What gets praised over and over with Scott is his positioning, both his body and glove hand as well as his location within the crease and in cutting down angles. His lateral speed gets praise, Hunter mentioned that specifically, but his footwork is noted as needing work. He seems to have all the skills. But the results don’t show it.
Future Considerations’ year-old report on him is typical of every scouting report out there:
A goaltender who balances challenging opposing shooters and when to drop back into his crease and hold the fort…cool when handling shots to the glove hand, keeping the glove angled according to net position and the situation in front…swallows up high shots without any rebounds, pinning pucks to his chest or belly pad…quickness is elite and whether it be his pads or glove hands, he was constantly flashing his limbs at pucks…has a lanky frame, but makes himself look massive in the net by being assertive in the crease…battles and quickly reacts to pucks in tight, often getting into his butterfly and forcing the shooter to be perfect and go high on him…constantly adjusts to square the puck up and seldom is caught out of position…plays a technically superior game and is excellent at controlling motion within the net…weathers the mental grind of the game and keeps himself unphased whether he is untested for stretches or stuck in a pressure cooker with lots of pucks coming his way…has the potential to be a pro starter even though he is a few years away. (May 2016)
This all seems promising. Positioning is often the downfall of many a promising looking goalie. Antoine Bibeau is no longer a member of the Leafs organization because, while he had size, quickness and skill, he scrambled around in the net most of the time, leading some to see spectacular saves and others to see a goalie who was never in position when he needed to be.
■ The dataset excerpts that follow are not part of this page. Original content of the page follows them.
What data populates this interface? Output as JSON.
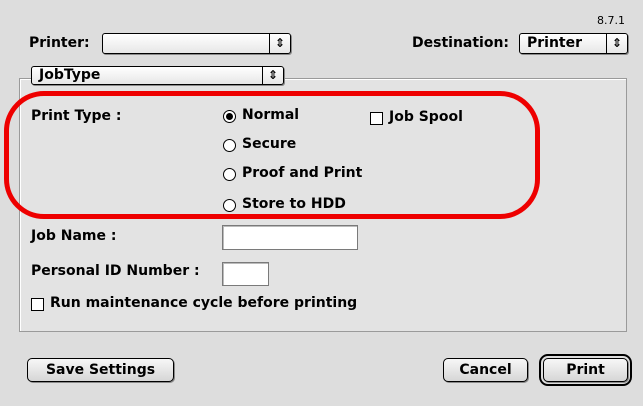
{
  "version": "8.7.1",
  "printer": {
    "label": "Printer:",
    "value": ""
  },
  "destination": {
    "label": "Destination:",
    "value": "Printer"
  },
  "section_popup": {
    "value": "JobType"
  },
  "print_type": {
    "label": "Print Type :",
    "options": [
      "Normal",
      "Secure",
      "Proof and Print",
      "Store to HDD"
    ],
    "selected": "Normal"
  },
  "job_spool": {
    "label": "Job Spool",
    "checked": false
  },
  "job_name": {
    "label": "Job Name :",
    "value": ""
  },
  "personal_id": {
    "label": "Personal ID Number :",
    "value": ""
  },
  "maintenance": {
    "label": "Run maintenance cycle before printing",
    "checked": false
  },
  "buttons": {
    "save_settings": "Save Settings",
    "cancel": "Cancel",
    "print": "Print"
  },
  "icons": {
    "popup_arrow": "up-down-arrows-icon"
  },
  "colors": {
    "highlight": "#ee0000",
    "background": "#dddddd"
  }
}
Kasimir Kaskisuo always has good positioning, but his tracking of the puck has seemed suspect to me at times. This is what I would want to look for with Scott. While it is likely that some of his poor results are due to desperately bad play in front of him — not volume of shots so much as volume of errors you just don’t see on a better team — some of it has to be him too. There has to be some aspect to Scott’s game that is causing him to let in too many pucks.
The way to fix that is to work on all aspects of goalie development and get the best coaches. Goalies need specialist help. Most players elite enough to get drafted have some special training, but a goalie academy is usually where you will find the drafted prospects.
Scott has been with World Pro Goaltending in the past, and he attended a Hockey Canada camp earlier this summer. Now he has the chance to expand on that with whatever the Leafs can offer him.
The new phase of his development begins this weekend where he will join the rest of the prospects at the Leafs development camp. It will be of particular interest to see how he measures up to last year’s draft pick, Joseph Woll.
What can we expect? That he plays to his full potential. We can only hope his results start matching the scouting reports.